By: Michael Feldman

The National Aeronautics and Space Administration (NASA) has built a new modular supercomputing facility at its Ames Research Center in Silicon Valley that could be the template for future HPC infrastructure at the agency.

 

 

The new facility will house Electra, a relatively new SGI ICE X cluster will offload some of the work from Pleiades, NASA’s top supercomputer. Thanks to the advanced design of the new facility, NASA is expecting to save about 1,300,000 gallons of water and a million kilowatt-hours of energy each year over the system's lifetime.

Electra debuted on the TOP500 rankings last November, turning in a Linpack result of 1.1 petaflop, which was enough to earn it the number 96 spot on the list. Pleiades is nearly six times as powerful, with a Linpack mark of over 5.9 petaflops. It represents a six-year amalgamation of multiple generations of SGI ICE servers, and now sits at number 13 on the TOP500 list.

Although Electra and Pleiades belong to the same pedigree, Electra is the more efficient machine (even putting aside the savings in water and cooling, which we’ll get to shortly). Electra has a Linpack energy efficiency rating of about 2.5 gigaflops per watt, which puts it at number 51 on the latest Green500 list. Pleiades, meanwhile, delivers just a bit over 1.3 gigaflops per watt and sits at number 180 on that list. That is most likely a consequence of Pleiades being an older system, made up of mix of Intel Xeon processors (E5-2670, E5-2680v2, E5-2680v3, E5-2680v4), most of which are less efficient than the newer chips. Electra is entirely powered by latest Broadwell Xeon parts (E5-2680v4), and is equipped with a somewhat smaller ratio of memory-to-compute compared to its larger sibling.

But a significant part of Electra’s efficiency is a result of how it’s cooled.

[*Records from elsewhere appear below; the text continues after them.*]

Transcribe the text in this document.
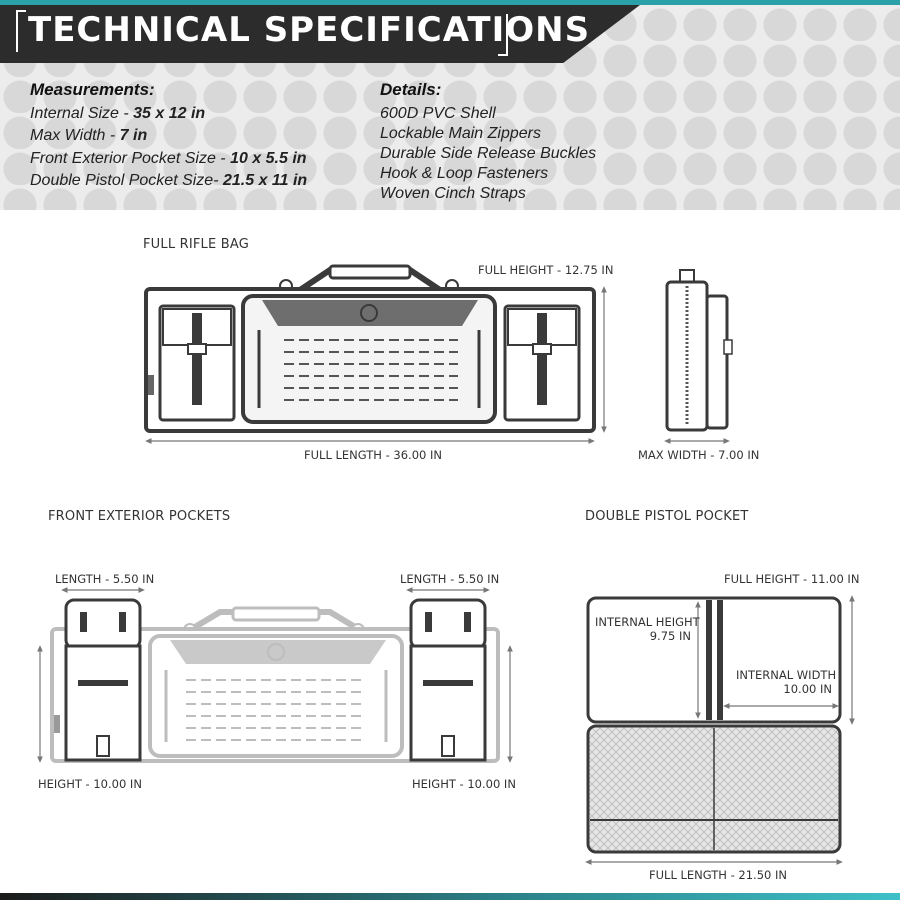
TECHNICAL SPECIFICATIONS
Measurements:
Internal Size - 35 x 12 in
Max Width - 7 in
Front Exterior Pocket Size - 10 x 5.5 in
Double Pistol Pocket Size- 21.5 x 11 in
Details:
600D PVC Shell
Lockable Main Zippers
Durable Side Release Buckles
Hook & Loop Fasteners
Woven Cinch Straps
FULL RIFLE BAG
FULL HEIGHT - 12.75 IN
FULL LENGTH - 36.00 IN	MAX WIDTH - 7.00 IN
FRONT EXTERIOR POCKETS
LENGTH - 5.50 IN	LENGTH - 5.50 IN
HEIGHT - 10.00 IN	HEIGHT - 10.00 IN
DOUBLE PISTOL POCKET
FULL HEIGHT - 11.00 IN
INTERNAL HEIGHT
9.75 IN
INTERNAL WIDTH
10.00 IN
FULL LENGTH - 21.50 IN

Instead of using a traditional refrigeration system that uses a lot of electricity and water, Electra employs fan technology that is said to used less than 10 percent of the energy of mechanical refrigeration. Since cooling can amount to as much 50 percent of the power used by a supercomputer, those savings in electricity costs are significant.

The cooling system also has the advantage of using much less water than a refrigeration set-up, a feature which is especially important to drought-prone California, but could also be useful for general cost reduction, even where water is abundant.

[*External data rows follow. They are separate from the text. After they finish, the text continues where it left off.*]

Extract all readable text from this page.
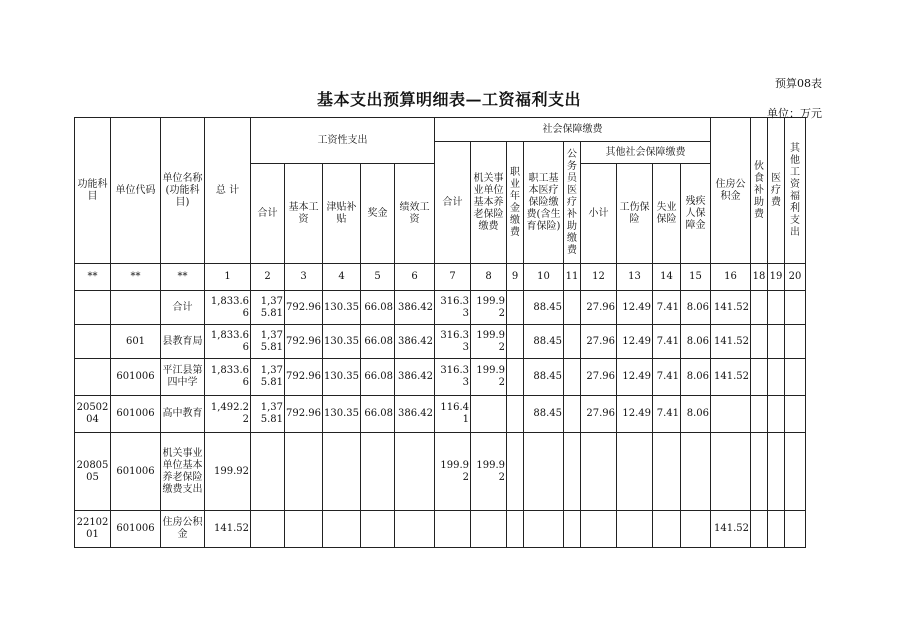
预算08表
基本支出预算明细表—工资福利支出
单位：万元
功能科目	单位代码	单位名称(功能科目)	总 计	工资性支出					社会保障缴费									住房公积金	伙食补助费	医疗费	其他工资福利支出
									合计	机关事业单位基本养老保险缴费	职业年金缴费	职工基本医疗保险缴费(含生育保险)	公务员医疗补助缴费	其他社会保障缴费							
				合计	基本工资	津贴补贴	奖金	绩效工资						小计	工伤保险	失业保险	残疾人保障金				

**	**	**	1	2	3	4	5	6	7	8	9	10	11	12	13	14	15	16	18	19	20
		合计	1,833.66	1,375.81	792.96	130.35	66.08	386.42	316.33	199.92		88.45		27.96	12.49	7.41	8.06	141.52			
	601	县教育局	1,833.66	1,375.81	792.96	130.35	66.08	386.42	316.33	199.92		88.45		27.96	12.49	7.41	8.06	141.52			
	601006	平江县第四中学	1,833.66	1,375.81	792.96	130.35	66.08	386.42	316.33	199.92		88.45		27.96	12.49	7.41	8.06	141.52			
2050204	601006	高中教育	1,492.22	1,375.81	792.96	130.35	66.08	386.42	116.41			88.45		27.96	12.49	7.41	8.06				
2080505	601006	机关事业单位基本养老保险缴费支出	199.92						199.92	199.92											
2210201	601006	住房公积金	141.52															141.52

According to Bill Thigpen, chief of the Advanced Computing Branch at Ames’ NASA Advanced Supercomputing (NAS) facility, he expects power and cost savings to be significant. But beyond that, Thigpen believes the agency has an obligation to pursue greener HPC. “One of NASA’s key science goals is to expand our knowledge of Earth systems,” he said. “So we have a responsibility to do our part to lessen the impact of our technologies on the environment over the long term.”  In other words, if you're going to be studying climate change, you shouldn't be contributing to it.

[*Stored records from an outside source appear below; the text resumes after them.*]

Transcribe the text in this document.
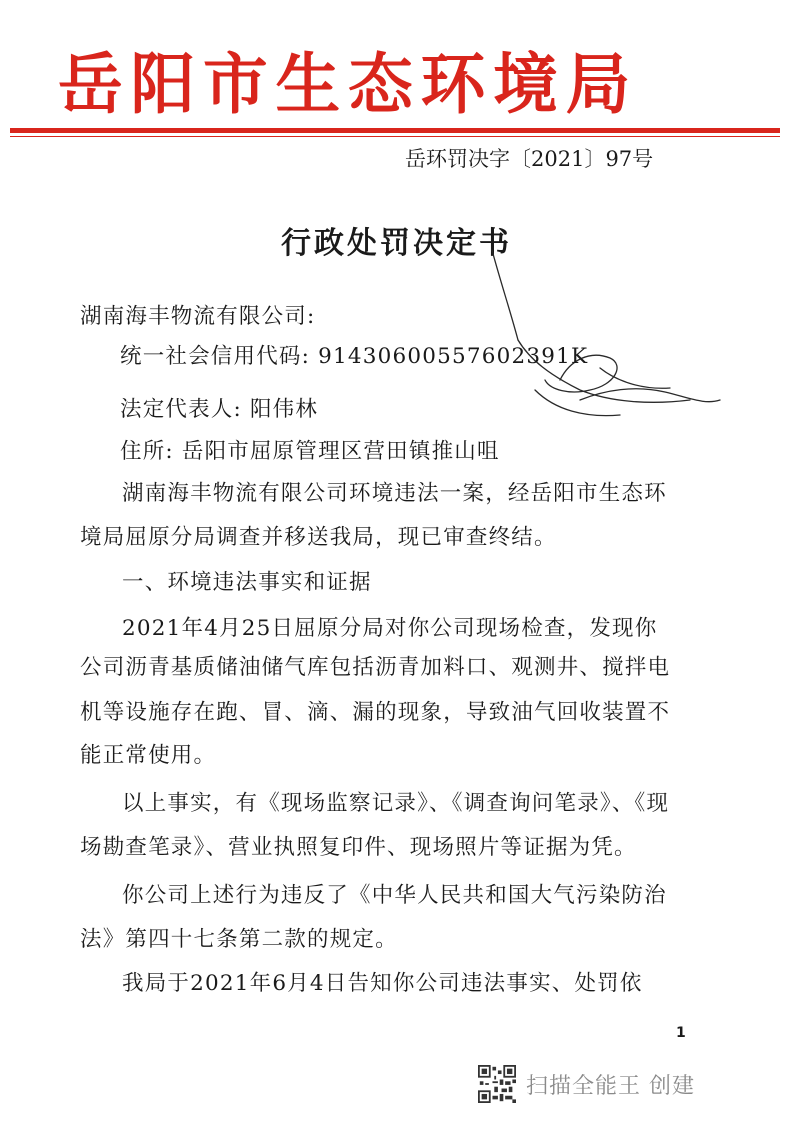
岳阳市生态环境局
岳环罚决字〔2021〕97号
行政处罚决定书
湖南海丰物流有限公司:
统一社会信用代码: 91430600557602391K
法定代表人: 阳伟林
住所: 岳阳市屈原管理区营田镇推山咀
湖南海丰物流有限公司环境违法一案，经岳阳市生态环
境局屈原分局调查并移送我局，现已审查终结。
一、环境违法事实和证据
2021年4月25日屈原分局对你公司现场检查，发现你
公司沥青基质储油储气库包括沥青加料口、观测井、搅拌电
机等设施存在跑、冒、滴、漏的现象，导致油气回收装置不
能正常使用。
以上事实，有《现场监察记录》、《调查询问笔录》、《现
场勘查笔录》、营业执照复印件、现场照片等证据为凭。
你公司上述行为违反了《中华人民共和国大气污染防治
法》第四十七条第二款的规定。
我局于2021年6月4日告知你公司违法事实、处罚依
1
扫描全能王 创建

Beyond all those nice power and cooling features, the modular nature of the infrastructure also makes maintenance and expansion more flexible, not to mention more cost-effective. Thigpen thinks this design can “save about $35 million – about half the cost of building another big facility.” NASA is already considering expanding the facility by as much as 16 times, just to keep up with demand from the agency’s research community.